Oregon Liquor Control Commission Votes Down Alcohol Tax
The Distilled Spirits Council today commended the Oregon Liquor Control Commission for voting against an alcohol tax proposal this morning that would have added 25 cents per bottle of distilled spirits.
“The OLCC should be commended for protecting the state’s hospitality industry and its consumers from additional taxes on alcohol,” said Distilled Spirits Council President Peter Cressy.
“This is an example of good government and underscores the importance of transparency in protecting Oregon consumers. Despite intense pressure from the legislature to pass the tax, the OLCC voted down the measure and upheld the prior notice rule, which allowed time for the hospitality industry and public to comment on the negative consequences of this hidden tax.”

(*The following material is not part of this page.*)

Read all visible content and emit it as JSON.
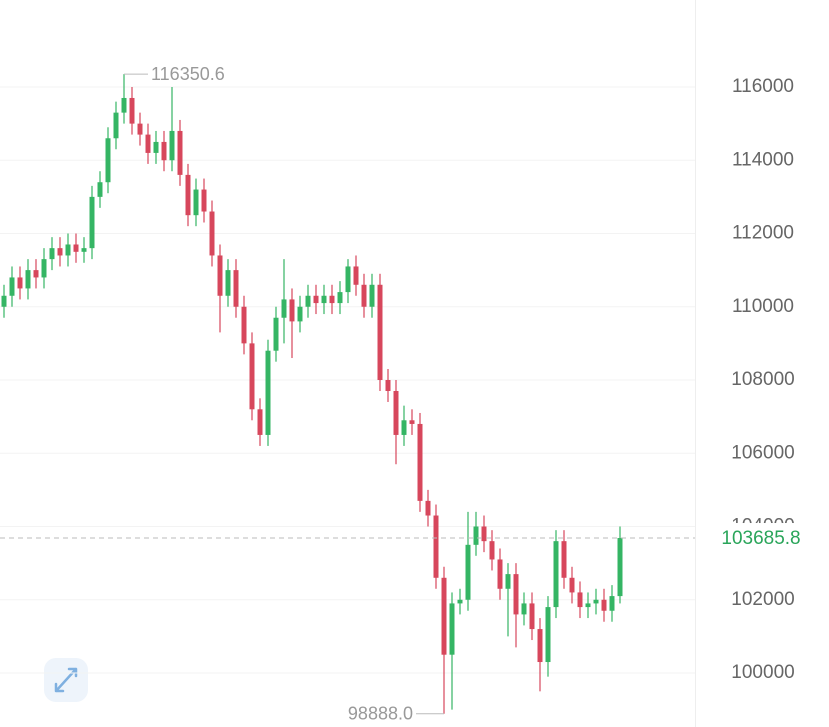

In a 3-2 vote, the Commission rejected the legislative proposal, which would have increased the bottle tax an additional 25 cents on top of the “temporary” 50-cent surcharge that was extended last week by the Commission. The Distilled Spirits Council, including its Oregon craft distiller members, voiced strong opposition to the increase, noting that Oregon has the third highest spirits tax rate in the country with 70 percent of the typical purchase price already going to taxes of some kind.
The prior notice rule requires that before the OLCC raises an alcohol tax, the Commission should hold a public hearing on the issue and allow 45 days for public comment. In this case, the OLCC gave the public 45 days and held a public hearing. However, legislators undermined the spirit of the prior notice rule by working to cement a tax deal and render any public OLCC vote meaningless.